Hi,
I’d like to use scvi to integrate data from the same brain region in two different species. By using clustering and manual annotation I could identify that both datasets contain the same clusters (each cluster corresponding to a cell type). Now I would like to use scvi to integrate both dataset.
So first I find the orthologue genes to both datasets, and then I subsample only the genes are orthologue between the two species. Then I do some filtering and normalization as follows:
adata = filtered_anndata
adata.var_names_make_unique()
sc.pp.filter_cells(adata, min_genes=2) #get rid of cells with fewer than 200 genes
sc.pp.filter_genes(adata, min_cells=1) #get rid of genes that are found in fewer than 3 cells
adata.var['mt'] = adata.var_names.str.startswith('mt-') # annotate the group of mitochondrial genes as 'mt'
sc.pp.calculate_qc_metrics(adata, qc_vars=['mt'], percent_top=None, log1p=False, inplace=True)
upper_lim = np.quantile(adata.obs.n_genes_by_counts.values, .999)
lower_lim = np.quantile(adata.obs.n_genes_by_counts.values, .001)
adata = adata[(adata.obs.n_genes_by_counts < upper_lim) & (adata.obs.n_genes_by_counts > lower_lim)]
adata = adata[adata.obs.pct_counts_mt < 20]

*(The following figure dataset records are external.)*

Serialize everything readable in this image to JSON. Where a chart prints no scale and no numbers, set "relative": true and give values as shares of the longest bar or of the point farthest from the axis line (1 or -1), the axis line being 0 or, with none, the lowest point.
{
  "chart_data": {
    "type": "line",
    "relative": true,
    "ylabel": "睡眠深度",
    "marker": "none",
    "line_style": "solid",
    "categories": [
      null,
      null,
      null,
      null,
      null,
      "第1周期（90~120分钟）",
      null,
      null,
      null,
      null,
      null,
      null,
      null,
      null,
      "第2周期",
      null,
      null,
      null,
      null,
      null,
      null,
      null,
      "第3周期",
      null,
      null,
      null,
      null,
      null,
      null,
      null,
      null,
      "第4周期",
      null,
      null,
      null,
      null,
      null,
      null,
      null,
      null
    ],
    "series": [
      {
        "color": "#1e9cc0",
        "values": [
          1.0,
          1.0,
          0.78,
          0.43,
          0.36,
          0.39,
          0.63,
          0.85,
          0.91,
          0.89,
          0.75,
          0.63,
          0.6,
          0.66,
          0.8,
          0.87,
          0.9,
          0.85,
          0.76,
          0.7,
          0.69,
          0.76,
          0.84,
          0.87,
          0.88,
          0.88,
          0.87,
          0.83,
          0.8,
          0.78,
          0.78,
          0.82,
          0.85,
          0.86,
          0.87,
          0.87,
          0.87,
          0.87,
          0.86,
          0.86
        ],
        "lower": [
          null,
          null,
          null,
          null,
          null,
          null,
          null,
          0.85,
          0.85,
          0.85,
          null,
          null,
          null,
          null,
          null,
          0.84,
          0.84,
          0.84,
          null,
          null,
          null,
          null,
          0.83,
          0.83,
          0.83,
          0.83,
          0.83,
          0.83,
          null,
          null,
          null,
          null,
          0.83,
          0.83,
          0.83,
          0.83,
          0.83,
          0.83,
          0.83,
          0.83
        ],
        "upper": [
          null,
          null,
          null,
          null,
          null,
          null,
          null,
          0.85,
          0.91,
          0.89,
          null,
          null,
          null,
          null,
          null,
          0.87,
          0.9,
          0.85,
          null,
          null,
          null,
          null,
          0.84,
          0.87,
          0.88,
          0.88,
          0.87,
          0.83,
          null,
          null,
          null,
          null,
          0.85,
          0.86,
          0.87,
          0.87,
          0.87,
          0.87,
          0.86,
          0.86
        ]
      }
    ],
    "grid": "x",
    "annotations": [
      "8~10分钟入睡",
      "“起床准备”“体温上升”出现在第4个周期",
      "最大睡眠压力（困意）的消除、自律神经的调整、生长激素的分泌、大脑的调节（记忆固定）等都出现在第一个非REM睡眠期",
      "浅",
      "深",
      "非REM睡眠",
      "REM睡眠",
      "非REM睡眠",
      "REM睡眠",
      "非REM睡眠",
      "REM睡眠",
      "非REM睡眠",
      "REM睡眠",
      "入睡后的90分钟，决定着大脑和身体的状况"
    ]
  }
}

sc.pp.normalize_total(adata, target_sum=1e4) #normalize every cell to 10,000 UMI
sc.pp.log1p(adata) #change to log counts
sc.pp.highly_variable_genes(adata, min_mean=0.0125, max_mean=3, min_disp=0.5) #these are default values
adata.raw = adata #save raw data before processing values and further filtering
adata = adata[:, adata.var.highly_variable] #filter highly variable
sc.pp.regress_out(adata, ['total_counts', 'pct_counts_mt']) #Regress out effects of total counts per cell and the percentage of mitochondrial genes expressed
sc.pp.scale(adata, max_value=10) #scale each gene to unit variance
sc.tl.pca(adata, svd_solver='arpack')
sc.pp.neighbors(adata, n_neighbors=10, n_pcs=30)
sc.tl.leiden(adata, resolution = 0.25)
sc.tl.umap(adata)
Then I concatenate the two datasets and prep for scvi:
concatenated_anndata = concatenated_anndata
concatenated_anndata.obs.groupby('dataset').count()
# sc.pp.filter_genes(concatenated_anndata, min_counts=3)
concatenated_anndata.layers["counts"] = concatenated_anndata.X.copy() # preserve counts
sc.pp.normalize_total(concatenated_anndata, target_sum=1e4)
sc.pp.log1p(concatenated_anndata)
concatenated_anndata.raw = concatenated_anndata # freeze the state in `.raw`
scvi.model.SCVI.setup_anndata(
concatenated_anndata,
layer="counts",
categorical_covariate_keys=["dataset"])
model = scvi.model.SCVI(concatenated_anndata)
However the results I get from the integration are pretty terrible:
I thought one possible reason might be that the highly variable genes selected (using the parameters I have above) lead to a very low number of common genes between the two dataset (from 10.000 of orthologues, down to ~300). So I tried to skip altogether the filtering of highly variable genes, but results look still pretty bad. So I am wondering if there is something wrong with the order of the steps I am following for this pipeline (whether I should do the selection of highly variable genes before finding the orthologues?) or the pipeline in general. Does anyone have any suggestions?